Quatro séculos separam a obra de Francisco Rodrigues Lobo (1574-1621), conhecido como “o poeta do Lis”, rio de Leiria – de onde era natural – das composições de Rita Redshoes, que aceitou o desafio da organização do festival de poesia Ronda para musicar textos do poeta.
“Não era conhecedora da obra, embora já tivesse ouvido falar dele enquanto contemporâneo de Camões, e fiquei curiosa”, conta à agência Lusa.
A cantora e compositora partiu para a tarefa com “algum receio” de que “fosse difícil encaixar” os poemas na música, mas após a leitura, a perspetiva alterou-se.
“Gostei imenso e achei bastante musical”.
Rita Redshoes escolheu três poemas de Francisco Rodrigues Lobo e aventurou-se também numa versão de “Minuciosa formiga”, de Alexandre O’Neill, texto de que se lembrou a partir de um dos escritos de Rodrigues Lobo.
“Nem me lembrei que já tinha sido musicado e cantado pela Amália e depois pela Adriana Calcanhotto. Agora ficou com mais uma versão”.

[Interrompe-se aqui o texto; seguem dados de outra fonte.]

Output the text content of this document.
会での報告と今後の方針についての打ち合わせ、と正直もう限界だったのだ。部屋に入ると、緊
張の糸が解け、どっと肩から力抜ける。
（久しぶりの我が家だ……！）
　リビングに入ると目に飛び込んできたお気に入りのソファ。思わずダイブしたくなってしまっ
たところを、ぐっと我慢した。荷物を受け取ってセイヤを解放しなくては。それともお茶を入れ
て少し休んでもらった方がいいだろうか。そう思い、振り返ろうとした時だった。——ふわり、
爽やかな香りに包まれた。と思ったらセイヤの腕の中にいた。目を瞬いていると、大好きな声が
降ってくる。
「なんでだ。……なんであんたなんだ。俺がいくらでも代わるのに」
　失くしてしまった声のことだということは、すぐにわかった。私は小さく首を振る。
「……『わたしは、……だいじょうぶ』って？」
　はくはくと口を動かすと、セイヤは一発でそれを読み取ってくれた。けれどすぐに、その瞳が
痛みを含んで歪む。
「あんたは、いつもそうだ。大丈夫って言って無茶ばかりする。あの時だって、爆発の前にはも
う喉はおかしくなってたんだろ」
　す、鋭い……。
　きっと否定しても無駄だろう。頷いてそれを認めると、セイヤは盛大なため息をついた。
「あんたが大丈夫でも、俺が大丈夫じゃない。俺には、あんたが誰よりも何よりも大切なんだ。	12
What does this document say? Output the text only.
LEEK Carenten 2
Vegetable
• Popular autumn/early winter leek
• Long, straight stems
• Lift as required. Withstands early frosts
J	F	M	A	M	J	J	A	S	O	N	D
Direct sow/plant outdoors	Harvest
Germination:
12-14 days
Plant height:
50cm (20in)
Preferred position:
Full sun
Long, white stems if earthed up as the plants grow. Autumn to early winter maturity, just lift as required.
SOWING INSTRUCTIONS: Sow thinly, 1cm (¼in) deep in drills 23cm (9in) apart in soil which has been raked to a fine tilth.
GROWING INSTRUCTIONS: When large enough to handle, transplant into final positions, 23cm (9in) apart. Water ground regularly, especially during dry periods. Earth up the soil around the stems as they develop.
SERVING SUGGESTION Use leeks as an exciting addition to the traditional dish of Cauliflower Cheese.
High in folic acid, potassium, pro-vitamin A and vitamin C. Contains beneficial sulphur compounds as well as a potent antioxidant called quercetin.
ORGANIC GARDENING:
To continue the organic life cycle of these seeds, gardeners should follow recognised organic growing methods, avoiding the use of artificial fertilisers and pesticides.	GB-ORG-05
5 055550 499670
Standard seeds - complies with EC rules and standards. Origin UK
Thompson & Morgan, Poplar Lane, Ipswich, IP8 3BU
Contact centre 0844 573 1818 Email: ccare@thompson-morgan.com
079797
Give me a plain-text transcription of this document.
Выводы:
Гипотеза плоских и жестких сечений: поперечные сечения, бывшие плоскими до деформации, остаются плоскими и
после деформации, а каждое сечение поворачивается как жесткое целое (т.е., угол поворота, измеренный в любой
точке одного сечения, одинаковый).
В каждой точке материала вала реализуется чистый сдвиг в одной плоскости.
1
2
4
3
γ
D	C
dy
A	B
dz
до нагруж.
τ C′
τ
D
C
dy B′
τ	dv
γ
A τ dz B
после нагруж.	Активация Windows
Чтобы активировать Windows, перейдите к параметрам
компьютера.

Para as palavras de O’Neill, criou “um blues com ritmo swing”, enquanto a poesia ingénua e sensível de Rodrigues Lobo é explorada através do omnichord, “que tem um som um bocadinho etéreo e infantil”.
“Há uma candura, uma sabedoria intrínseca, uma crítica e sentido de observação muito apurado em relação à sociedade, além da ligação à natureza e aos animais. Ele tem uma ligação muito terrestre, mas sempre com algo ligado às estrelas e ao firmamento”, descreve, sobre a obra do poeta que viveu nos séculos XVI e XVII.
De Rodrigues Lobo escolheu “Mil anos há que busco a minha estrela”, “Écloga I” e “Que amor sigo?”.
“Foi um prazer musicar os poemas. Fiquei muito contente, porque pensei que ia ser muito mais doloroso e não foi. Deu algum trabalho, de experimentação e procura, mas no qual [exercício] me encontrei também e consegui transportar a minha identidade musical, harmónica e melódica, para as palavras destes poetas”, diz Rita Redshoes, que em Leiria se estreia num festival de poesia, no Castelo de Leiria, “com uma vista maravilhosa sobre a cidade”.
A participação no Ronda surgiu como um oásis no atual momento difícil para a artista, devido à pandemia: na gaveta tem um novo disco pronto há um ano, que “está à espera de melhores dias” para sair.
Durante o confinamento, “para manter a sanidade mental e financeira”, reinventou-se e criou um ‘podcast’ sobre sonhos, para a Rádio Comercial, e lançou também um projeto de atividades para crianças, na Rádio Zig Zag.
“Fui criando coisas para me entreter e ter objetivos. É muito frustrante não poder trabalhar”, assume.
Mas a partir do desafio lançado pelo festival Ronda pode surgir, entretanto, um novo projeto.
“Tinha a ideia de um dia fazer um disco ou um ciclo de canções sobre bichos. Uma destas canções de Francisco Rodrigues Lobo será a primeira pedrinha desse trabalho”.
Ronda Leiria Poetry Festival decorre até domingo, envolvendo na programação mais de 200 convidados de 40 países, num total de 65 horas de programação ‘online’.